Максим Максимович отчетливо понимал, что раненый не заговорит с ним, даже если ему прямо сейчас начнут ампутировать раненую руку без наркоза. Грушевский обернулся к Ивану Карловичу и знаком попросил у него помощи, потому что самому ему в голову ничего не приходило, а обстоятельства оказались еще более серьезными, чем он предполагал. Тюрк глубоко задумался, и Грушевский разочарованно вздохнул — чуда не свершилось. И почему он только надеялся на своего бесчувственного компаньона!

— Пульса де-нура, — вдруг медленно и раздельно, без всякой интонации, как это ему было свойственно, проговорил Тюрк. Максим Максимович живо обернулся:

— Что такое?

— Розги праведника, — усмехнулся Зиновий. Грушевский едва не подпрыгнул, когда молчаливый «булыжник» вдруг заговорил. Ай да Тюрк, просто волшебник какой-то!

— Гнев праведника, кфида, — пояснил далее Максиму Максимовичу Тюрк, — он может наслать Божью кару на святотатца и отступника. Превратить врага веры в груду костей, натравить на скверных мальчишек медведя, чтобы он их разорвал. И все в таком роде. Например, отнять огнем руку, подписавшую документ об отречении от иудаизма.

— Вы думаете, Мойша Радлов и есть тот праведник?! — изумился Грушевский и воззрился на Зиновия, как на восьмое чудо света.

Молчание. Тут снова вступил Тюрк:

— Княжна мертва.

Юноша сел и выпрямился на своей деревянной лавке, на которой раньше ожидали приема посетители, посему она отличалась крайним неудобством и твердостью.

— Я видел ее портрет, — задумчиво сказал Грушевский, вспоминая колыхание кисеи на картине, из-за которого казалось, что живая девушка стоит за окном.

— А я видел ее, — резко сказал, словно плюнул, молодой человек, поднял голову и прямо взглянул на Грушевского.

— Значит, вы не убивали ее?

— Я любил ее. Но если она предпочла другого, то что ж… Все люди свободны. Я так же, как она.

— Шекспировские страсти, — кивнул Максим Максимович. — Ваша последняя встреча, что произошло между Ромео и Джульеттой?

— Мы встретились в ночь перед венчанием. Она говорила, что приняла решение выйти замуж ради денег. Что я волен ждать ее или уехать. В нас стреляли. Она вскрикнула, нападавшие сбежали. Рана в плече. В больницу? Нет, пустяк. Все.

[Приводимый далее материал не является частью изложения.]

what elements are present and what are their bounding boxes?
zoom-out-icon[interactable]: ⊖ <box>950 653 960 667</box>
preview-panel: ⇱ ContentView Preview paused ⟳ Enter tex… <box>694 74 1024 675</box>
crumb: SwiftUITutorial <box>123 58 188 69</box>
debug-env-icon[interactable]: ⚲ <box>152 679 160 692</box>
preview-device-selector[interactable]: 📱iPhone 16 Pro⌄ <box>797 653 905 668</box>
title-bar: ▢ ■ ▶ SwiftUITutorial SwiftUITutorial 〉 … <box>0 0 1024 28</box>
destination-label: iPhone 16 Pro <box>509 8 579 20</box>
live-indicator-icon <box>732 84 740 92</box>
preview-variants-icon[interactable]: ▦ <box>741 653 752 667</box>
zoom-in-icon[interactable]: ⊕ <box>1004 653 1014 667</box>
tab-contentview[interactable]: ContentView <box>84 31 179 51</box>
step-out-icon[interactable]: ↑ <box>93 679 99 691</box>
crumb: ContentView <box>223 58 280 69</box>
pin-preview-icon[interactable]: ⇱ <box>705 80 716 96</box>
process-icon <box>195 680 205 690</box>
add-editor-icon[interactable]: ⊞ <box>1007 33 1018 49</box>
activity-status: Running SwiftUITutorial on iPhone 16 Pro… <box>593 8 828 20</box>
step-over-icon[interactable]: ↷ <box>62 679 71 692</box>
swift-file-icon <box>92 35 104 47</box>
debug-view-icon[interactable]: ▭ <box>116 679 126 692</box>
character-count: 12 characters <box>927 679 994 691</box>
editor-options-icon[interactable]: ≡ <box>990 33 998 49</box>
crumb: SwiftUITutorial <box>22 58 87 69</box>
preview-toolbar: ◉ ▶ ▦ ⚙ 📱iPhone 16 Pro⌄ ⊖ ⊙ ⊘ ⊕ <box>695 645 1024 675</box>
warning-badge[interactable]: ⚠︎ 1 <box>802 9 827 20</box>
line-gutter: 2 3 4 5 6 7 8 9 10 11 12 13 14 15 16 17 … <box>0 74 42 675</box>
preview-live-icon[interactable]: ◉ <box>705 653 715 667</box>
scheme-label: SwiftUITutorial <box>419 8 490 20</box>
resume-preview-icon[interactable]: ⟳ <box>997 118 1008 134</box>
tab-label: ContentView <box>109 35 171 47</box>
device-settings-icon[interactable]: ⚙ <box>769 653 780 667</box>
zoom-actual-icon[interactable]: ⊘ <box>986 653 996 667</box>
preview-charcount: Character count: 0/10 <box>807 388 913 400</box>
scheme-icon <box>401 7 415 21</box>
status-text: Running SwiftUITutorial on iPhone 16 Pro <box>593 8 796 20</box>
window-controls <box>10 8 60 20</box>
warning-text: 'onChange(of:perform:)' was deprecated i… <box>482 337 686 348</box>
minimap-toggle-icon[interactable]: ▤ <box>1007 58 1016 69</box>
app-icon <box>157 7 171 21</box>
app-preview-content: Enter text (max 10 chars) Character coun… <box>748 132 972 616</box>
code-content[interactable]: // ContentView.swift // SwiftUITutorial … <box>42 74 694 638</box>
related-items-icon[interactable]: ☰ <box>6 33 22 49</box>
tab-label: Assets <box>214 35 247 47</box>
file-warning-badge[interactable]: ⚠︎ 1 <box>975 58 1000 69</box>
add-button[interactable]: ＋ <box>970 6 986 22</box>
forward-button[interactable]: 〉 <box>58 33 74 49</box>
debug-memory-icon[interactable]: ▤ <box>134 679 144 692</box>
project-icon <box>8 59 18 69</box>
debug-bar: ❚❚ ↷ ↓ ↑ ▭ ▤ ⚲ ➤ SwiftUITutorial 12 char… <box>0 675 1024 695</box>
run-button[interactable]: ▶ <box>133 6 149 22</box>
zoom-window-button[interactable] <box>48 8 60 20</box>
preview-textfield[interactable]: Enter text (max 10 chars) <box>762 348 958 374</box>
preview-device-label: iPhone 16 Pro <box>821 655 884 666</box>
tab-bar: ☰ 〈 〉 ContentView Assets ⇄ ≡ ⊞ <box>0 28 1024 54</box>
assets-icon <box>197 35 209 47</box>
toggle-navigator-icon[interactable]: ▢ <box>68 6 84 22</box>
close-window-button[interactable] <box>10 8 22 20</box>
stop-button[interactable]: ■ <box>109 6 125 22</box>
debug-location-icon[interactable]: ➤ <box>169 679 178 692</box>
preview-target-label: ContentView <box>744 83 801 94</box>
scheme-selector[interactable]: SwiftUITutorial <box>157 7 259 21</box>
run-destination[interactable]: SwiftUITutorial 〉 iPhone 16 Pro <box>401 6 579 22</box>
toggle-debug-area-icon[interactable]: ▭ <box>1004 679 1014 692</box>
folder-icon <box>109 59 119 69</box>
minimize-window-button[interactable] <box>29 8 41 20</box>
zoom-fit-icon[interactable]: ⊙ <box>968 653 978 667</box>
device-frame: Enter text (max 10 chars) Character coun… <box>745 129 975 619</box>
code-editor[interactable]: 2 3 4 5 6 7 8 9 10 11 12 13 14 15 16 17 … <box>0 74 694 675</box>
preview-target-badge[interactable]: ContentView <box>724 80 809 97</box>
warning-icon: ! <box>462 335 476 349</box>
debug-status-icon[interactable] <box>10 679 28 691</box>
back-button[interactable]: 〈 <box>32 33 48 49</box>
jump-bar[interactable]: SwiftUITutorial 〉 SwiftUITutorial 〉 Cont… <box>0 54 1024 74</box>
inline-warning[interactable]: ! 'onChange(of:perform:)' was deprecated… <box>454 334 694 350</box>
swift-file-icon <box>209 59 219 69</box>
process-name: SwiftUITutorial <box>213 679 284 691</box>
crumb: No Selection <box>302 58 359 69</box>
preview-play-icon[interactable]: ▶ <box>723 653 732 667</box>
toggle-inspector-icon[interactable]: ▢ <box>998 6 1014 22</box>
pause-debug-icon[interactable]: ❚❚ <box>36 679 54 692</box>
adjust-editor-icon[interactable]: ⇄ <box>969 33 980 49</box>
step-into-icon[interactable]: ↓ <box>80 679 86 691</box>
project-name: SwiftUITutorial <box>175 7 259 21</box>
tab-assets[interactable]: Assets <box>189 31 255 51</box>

Телеграфный стиль раненого как нельзя лучше передавал и его лихорадочное состояние, и горечь последнего свидания с любимой.

— Вы преследовали ее. Зачем? Приехали за ней в Свиблово после объяснения в последней надежде или, может, чтобы отомстить?

— Зачем? Нет, глупо. Проводил. Удостоверился, что доехала, что все в порядке, — пожал плечом и тут же скорчился, каждое движение причиняло невыносимые страдания.

— О смерти княжны вы узнали из газет? — снова вступил Тюрк. Перемена темы не понравилась Грушевскому, он подавал отчаянные знаки прекратить, однако Иван Карлович только непонимающе посмотрел на него.

— Думал, ошибка. Писали, что пропала. Это следствие ранения? — мрачно предположил Зиновий.

— Рана была легкой. Маленький шрам после выздоровления, да ревматические боли в старости, доживи княжна до нее, — попытался смягчить удар Максим Максимович. Он укоризненно покачал головой компаньону, что, однако, не произвело на Тюрка никакого впечатления, и тот снова прокаркал:

— Это не все, что довелось пережить княжне перед смертью.